El Gobierno de Chile reconoció el 23 de octubre, 17 muertos. Periodistas independientes llevan un conteo que supera los 50 fallecidos. El Instituto Nacional de Derechos Humanos no da abasto recopilando información sobre la cantidad de detenidos (casi 2.000 en solo 4 jornadas) y de heridos ingresados en hospitales (donde incluso se contabilizan niños muy pequeños). La salas de urgencias están desbordadas y decenas de personas han perdido la vista por perdigones disparados a sus ojos. Amnistía Internacional ha enviado cartas apelando al Presidente Piñera a frenar el atropello a los derechos humanos. Sin embargo, sorprende el silencio y la condena internacional a estos excesos y abusos de poder que ejecuta el ejército chileno, bajo las órdenes del Ministro del Interior, Andrés Chadwick, primo hermano del presidente Piñera.
Solicitamos a todas los extranjeros a solidarizarse con el pueblo chileno, acompañando las manifestaciones que se han ido organizando en diversas ciudades del mundo. Pedimos colaboración internacional para difundir los videos y fotografías de la represión. Necesitamos que se presione para que otros gobiernos demanden el cese de la militarización en Chile. Exigimos que los organismos internacionales correspondientes ejerzan su rol para reestablecer la paz.

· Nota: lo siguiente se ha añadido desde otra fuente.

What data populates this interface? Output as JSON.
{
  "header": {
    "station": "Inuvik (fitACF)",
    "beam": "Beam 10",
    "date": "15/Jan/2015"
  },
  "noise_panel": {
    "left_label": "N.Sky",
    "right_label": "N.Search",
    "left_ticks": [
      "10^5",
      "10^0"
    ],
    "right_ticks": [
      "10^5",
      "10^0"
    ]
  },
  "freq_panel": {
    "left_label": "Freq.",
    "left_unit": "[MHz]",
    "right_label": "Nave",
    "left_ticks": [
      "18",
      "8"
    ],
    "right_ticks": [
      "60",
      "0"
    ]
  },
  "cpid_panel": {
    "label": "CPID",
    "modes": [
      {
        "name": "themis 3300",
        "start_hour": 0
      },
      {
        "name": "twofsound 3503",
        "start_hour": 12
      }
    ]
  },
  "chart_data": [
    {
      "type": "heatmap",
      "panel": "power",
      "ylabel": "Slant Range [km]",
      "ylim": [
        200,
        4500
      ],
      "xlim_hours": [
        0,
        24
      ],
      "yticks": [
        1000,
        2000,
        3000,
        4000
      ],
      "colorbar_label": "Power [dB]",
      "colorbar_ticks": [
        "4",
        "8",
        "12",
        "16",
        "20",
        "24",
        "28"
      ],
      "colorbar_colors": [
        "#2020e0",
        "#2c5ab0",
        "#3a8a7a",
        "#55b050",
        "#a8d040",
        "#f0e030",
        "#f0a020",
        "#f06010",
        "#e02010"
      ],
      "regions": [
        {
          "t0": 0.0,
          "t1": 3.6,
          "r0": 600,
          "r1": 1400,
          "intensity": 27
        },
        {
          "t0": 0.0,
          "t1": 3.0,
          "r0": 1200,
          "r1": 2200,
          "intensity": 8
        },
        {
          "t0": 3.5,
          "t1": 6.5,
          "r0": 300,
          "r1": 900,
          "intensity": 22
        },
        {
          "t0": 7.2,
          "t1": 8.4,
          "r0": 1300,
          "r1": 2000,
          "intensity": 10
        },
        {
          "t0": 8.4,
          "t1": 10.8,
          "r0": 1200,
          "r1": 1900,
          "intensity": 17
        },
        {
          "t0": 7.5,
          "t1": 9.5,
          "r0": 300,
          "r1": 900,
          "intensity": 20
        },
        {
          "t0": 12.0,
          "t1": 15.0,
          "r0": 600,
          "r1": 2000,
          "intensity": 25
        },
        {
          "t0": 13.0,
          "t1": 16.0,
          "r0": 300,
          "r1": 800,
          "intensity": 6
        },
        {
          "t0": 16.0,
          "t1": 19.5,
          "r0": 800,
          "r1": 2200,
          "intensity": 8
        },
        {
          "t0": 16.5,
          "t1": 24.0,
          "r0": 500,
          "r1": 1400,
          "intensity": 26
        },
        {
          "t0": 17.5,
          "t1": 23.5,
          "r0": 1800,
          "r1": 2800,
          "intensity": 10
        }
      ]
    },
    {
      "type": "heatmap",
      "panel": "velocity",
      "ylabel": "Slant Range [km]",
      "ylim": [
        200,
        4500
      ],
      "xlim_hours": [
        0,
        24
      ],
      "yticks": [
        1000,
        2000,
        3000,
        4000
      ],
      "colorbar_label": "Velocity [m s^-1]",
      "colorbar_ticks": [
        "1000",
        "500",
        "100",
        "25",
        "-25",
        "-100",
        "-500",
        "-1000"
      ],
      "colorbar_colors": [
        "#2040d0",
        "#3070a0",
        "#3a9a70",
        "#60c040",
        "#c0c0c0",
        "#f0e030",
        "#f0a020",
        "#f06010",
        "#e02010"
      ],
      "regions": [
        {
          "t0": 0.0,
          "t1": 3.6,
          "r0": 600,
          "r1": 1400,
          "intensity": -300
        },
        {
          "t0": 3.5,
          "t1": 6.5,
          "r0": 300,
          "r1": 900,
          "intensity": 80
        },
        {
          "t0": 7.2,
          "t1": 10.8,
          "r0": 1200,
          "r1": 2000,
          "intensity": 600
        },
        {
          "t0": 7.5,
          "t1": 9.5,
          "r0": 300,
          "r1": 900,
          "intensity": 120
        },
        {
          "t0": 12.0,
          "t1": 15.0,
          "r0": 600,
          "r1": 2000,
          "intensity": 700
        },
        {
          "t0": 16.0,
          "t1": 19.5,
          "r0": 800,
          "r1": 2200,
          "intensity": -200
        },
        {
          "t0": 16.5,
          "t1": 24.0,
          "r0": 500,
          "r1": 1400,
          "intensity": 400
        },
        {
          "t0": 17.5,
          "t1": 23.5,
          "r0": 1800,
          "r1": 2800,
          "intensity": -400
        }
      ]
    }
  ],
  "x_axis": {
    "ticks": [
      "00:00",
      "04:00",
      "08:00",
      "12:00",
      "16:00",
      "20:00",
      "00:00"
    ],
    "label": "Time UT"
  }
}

Por último, la demanda colectiva de renuncia del Presidente Piñera debe ser acogida. Un gobernante que asesina a su propio pueblo no merece más que dejar su cargo y asumir sus responsabilidades judicialmente.
Esperemos que esto suceda a la brevedad.
[i] Estudiante chilena de Posgrado en Ciencias Sociales y Humanísticas del CESMECA. Colaboración compartida al Observatorio de las democracias: Sur de México y Centroamérica (ODEMCA-CESMECA).